O “Abril Vermelho” refere-se a uma parte da Jornada Nacional de Lutas em Defesa da Reforma Agrária, que ocorre sempre neste mês, em memória ao massacre de Eldorado dos Carajás, no Pará, em 1996. No episódio, 21 pessoas ligadas ao MST foram assassinadas pela Polícia Militar.
“Cada um controla os seus aliados. Com essas invasões do MST, que tem cargos e está nos ministérios e no Planalto, é assim que o governo federal diz querer paz no campo?”, questionou Pedro Lupion (PP-PR), presidente da Frente Parlamentar Agropecuária no X (antigo Twitter).
O ex-presidente da CPI, deputado Zucco (PL-RS), é uma das peças importantes dessa nova empreitada. Ele é o presidente da Frente Parlamentar Mista Invasão Zero, que trata sobre o tema. Ele reuniu-se com Lira para pedir que os projetos entrassem em pauta, o que acabou por ocorrer. Ele é o autor do projeto de lei que teve a urgência aprovada na terça-feira.
O Invasão Zero também é um movimento nacional que reúne deputados e empresários do agronegócio que atuam para reduzir a zero as invasões de terra no País. Em reação ao “Abril Vermelho”, o grupo articula ações em oposição no chamado “Abril Amarelo”.
Zucco também é integrante da bancada da bala, e o grupo também tem papel importante para fazer matérias contra invasões avançarem. Na Comissão de Segurança Pública, por exemplo, está um projeto de lei que propõe criar um cadastro nacional de invasores de propriedades urbanas e rurais e punir infratores com a remoção de benefícios sociais.
O projeto é de autoria do deputado Marcos Pollon (PL-MS), que também é presidente da Associação Proarmas, a mais representativa da classe de colecionadores de armas, atiradores esportivos e caçadores (CACs).
O presidente da Comissão de Segurança Pública, Alberto Fraga (PL-DF), disse ao Estadão que pautará projetos contra o MST assim que puder. Fraga é o presidente da bancada da bala.

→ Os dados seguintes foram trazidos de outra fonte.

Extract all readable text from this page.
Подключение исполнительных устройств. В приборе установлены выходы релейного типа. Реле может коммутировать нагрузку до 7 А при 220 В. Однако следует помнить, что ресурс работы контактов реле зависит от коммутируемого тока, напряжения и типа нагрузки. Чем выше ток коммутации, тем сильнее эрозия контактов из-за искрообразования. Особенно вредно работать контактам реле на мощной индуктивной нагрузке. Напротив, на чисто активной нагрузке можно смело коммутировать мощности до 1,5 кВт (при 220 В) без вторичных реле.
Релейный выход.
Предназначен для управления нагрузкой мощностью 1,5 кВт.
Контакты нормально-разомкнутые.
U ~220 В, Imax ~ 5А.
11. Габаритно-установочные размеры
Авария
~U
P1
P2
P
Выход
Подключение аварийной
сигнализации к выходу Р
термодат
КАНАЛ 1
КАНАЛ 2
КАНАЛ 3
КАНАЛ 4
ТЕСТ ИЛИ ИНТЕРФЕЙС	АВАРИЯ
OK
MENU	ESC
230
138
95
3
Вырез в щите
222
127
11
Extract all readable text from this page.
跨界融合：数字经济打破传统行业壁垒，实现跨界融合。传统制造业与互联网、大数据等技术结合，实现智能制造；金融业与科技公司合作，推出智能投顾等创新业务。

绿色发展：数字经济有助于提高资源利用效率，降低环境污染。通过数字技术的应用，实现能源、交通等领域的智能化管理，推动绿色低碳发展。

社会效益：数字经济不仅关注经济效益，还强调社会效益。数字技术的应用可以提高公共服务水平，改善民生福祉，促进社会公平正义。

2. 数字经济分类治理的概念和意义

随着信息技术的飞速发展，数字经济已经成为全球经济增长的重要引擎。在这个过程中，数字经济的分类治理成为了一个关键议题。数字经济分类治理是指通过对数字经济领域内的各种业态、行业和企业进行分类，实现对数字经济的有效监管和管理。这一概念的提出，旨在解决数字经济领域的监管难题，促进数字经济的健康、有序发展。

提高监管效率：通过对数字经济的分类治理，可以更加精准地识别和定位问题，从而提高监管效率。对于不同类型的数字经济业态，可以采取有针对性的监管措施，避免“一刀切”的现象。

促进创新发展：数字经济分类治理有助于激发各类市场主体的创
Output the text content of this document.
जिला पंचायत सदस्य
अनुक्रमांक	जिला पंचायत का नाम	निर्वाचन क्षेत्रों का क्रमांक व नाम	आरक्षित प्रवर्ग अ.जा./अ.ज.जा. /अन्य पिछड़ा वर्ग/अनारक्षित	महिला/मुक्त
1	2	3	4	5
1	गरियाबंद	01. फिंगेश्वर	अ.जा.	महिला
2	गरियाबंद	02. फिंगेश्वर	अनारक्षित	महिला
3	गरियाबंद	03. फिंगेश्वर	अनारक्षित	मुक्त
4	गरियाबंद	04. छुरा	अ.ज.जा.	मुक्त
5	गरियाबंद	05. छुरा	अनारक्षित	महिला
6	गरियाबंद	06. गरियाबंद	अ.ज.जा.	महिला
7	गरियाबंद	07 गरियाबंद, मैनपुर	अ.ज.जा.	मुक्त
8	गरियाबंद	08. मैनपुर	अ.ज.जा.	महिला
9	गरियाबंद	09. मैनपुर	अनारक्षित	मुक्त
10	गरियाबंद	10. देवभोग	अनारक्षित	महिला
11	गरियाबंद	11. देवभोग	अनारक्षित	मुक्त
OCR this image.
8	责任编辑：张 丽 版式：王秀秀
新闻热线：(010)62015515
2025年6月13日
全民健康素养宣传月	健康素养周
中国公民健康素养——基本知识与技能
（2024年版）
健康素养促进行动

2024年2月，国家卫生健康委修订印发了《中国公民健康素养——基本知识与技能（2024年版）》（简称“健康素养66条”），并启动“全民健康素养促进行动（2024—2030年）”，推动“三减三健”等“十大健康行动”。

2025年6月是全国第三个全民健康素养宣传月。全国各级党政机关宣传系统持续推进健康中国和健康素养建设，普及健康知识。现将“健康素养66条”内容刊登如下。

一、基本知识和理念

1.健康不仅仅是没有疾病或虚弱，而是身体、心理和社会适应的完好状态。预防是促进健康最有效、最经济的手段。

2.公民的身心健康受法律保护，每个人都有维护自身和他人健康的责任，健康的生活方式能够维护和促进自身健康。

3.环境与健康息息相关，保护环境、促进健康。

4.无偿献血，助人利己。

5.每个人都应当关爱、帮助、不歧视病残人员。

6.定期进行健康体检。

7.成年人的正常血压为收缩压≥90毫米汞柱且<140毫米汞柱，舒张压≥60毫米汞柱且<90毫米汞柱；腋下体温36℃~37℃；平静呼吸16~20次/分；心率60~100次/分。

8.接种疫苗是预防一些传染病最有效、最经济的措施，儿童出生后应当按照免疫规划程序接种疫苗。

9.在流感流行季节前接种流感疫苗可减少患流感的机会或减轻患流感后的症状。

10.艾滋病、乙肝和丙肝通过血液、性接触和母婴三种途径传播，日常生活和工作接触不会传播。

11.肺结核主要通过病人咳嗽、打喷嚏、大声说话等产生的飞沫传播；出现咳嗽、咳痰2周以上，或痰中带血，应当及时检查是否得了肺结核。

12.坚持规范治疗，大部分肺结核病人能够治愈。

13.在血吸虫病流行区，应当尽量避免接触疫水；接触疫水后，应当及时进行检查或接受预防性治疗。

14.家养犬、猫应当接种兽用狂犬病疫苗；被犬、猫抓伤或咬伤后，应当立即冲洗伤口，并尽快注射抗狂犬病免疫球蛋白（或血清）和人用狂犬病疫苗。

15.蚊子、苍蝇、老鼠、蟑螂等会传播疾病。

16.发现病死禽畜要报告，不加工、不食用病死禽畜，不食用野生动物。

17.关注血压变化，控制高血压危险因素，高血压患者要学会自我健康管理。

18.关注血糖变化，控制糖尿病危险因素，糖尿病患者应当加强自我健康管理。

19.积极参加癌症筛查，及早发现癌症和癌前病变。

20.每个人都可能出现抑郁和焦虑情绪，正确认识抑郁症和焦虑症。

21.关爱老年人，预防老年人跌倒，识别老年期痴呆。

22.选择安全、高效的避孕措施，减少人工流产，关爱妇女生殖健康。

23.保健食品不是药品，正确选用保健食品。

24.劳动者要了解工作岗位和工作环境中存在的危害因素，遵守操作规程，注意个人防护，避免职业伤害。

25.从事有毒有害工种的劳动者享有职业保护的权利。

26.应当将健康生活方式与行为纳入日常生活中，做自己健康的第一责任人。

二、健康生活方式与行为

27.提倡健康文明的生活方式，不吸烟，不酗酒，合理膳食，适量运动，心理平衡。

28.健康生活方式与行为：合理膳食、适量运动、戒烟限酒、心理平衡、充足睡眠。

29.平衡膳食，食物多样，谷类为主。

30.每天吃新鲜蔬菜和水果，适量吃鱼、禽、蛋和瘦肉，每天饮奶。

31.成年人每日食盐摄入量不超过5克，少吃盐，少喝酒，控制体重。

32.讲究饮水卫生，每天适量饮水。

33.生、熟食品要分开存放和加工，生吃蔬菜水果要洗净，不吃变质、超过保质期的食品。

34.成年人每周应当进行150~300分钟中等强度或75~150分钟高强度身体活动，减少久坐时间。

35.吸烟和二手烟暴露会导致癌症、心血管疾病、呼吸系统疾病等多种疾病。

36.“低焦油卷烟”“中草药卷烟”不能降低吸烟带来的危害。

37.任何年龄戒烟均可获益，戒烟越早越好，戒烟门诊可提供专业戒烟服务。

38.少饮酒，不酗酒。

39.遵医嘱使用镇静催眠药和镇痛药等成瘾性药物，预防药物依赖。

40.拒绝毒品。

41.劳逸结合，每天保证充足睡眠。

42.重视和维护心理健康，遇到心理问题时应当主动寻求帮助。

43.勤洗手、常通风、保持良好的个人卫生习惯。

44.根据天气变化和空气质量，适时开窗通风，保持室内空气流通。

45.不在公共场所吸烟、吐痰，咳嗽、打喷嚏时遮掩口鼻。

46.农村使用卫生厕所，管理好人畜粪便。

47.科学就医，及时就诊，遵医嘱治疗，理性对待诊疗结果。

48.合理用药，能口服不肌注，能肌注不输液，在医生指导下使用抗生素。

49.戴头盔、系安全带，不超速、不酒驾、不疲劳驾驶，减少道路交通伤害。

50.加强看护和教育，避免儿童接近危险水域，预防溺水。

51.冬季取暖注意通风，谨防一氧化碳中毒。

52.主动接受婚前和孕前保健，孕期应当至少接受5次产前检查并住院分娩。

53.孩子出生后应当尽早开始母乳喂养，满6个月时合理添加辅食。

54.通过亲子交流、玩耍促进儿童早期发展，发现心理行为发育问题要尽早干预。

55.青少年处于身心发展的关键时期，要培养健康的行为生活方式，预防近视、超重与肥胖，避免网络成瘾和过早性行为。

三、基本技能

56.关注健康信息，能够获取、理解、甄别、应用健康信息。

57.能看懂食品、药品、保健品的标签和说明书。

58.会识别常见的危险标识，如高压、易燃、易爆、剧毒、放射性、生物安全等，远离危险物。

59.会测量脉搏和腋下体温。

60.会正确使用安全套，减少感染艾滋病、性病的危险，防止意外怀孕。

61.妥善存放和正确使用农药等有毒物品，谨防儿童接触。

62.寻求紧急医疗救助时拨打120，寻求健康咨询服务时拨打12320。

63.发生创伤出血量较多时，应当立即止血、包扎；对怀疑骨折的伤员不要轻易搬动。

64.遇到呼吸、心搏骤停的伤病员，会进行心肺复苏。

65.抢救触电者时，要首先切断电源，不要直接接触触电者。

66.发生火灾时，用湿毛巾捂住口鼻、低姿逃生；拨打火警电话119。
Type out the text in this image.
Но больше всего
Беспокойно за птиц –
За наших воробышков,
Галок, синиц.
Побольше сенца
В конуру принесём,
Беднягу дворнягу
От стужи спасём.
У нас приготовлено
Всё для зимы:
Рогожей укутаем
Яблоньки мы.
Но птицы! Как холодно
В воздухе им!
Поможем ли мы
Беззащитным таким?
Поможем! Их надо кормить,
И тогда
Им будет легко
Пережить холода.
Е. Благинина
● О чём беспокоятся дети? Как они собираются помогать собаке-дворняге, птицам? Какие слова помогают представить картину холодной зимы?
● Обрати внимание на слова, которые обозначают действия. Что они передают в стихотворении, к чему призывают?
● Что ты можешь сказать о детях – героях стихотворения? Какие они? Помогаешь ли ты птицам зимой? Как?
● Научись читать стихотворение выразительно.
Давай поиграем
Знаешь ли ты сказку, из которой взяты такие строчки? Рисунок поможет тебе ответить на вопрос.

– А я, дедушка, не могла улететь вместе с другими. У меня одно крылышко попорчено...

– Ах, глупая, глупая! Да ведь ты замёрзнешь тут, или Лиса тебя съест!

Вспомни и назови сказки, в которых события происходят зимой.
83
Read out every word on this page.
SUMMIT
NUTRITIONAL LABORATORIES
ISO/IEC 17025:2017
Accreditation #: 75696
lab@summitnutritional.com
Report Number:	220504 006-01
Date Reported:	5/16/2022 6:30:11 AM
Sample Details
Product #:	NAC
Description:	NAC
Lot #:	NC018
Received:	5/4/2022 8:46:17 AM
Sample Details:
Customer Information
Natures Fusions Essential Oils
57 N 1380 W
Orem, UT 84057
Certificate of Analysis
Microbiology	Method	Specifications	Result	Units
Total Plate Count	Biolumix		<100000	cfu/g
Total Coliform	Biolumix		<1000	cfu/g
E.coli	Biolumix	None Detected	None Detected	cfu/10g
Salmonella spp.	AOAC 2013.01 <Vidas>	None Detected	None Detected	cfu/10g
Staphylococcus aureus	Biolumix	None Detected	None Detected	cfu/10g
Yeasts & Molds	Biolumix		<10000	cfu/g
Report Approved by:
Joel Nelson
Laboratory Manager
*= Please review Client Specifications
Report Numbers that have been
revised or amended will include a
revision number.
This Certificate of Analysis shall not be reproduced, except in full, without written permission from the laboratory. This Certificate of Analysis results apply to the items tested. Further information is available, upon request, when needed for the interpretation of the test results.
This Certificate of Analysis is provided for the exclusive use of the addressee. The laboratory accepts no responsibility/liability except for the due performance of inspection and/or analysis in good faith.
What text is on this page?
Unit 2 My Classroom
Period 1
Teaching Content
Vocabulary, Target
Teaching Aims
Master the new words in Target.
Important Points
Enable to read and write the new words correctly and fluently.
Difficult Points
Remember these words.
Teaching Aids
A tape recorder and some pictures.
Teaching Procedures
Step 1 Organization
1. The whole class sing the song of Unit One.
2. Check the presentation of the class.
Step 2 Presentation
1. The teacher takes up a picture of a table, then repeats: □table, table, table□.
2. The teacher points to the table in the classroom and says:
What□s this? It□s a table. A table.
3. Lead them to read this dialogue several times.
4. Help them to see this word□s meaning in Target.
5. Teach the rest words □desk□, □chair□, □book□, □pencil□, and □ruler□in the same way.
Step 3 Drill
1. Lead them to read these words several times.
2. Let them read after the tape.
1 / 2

Na próxima semana, deverá haver um grande ato do agronegócio na Câmara. A Casa realizará uma sessão solene em homenagem ao Dia Mundial da Agricultura, com a presença de deputados ligados ao agro. Foram convidados empresários de vários setores do agronegócio nacional para participar do evento, que homenageará o agricultor e repudiará as invasões de terra.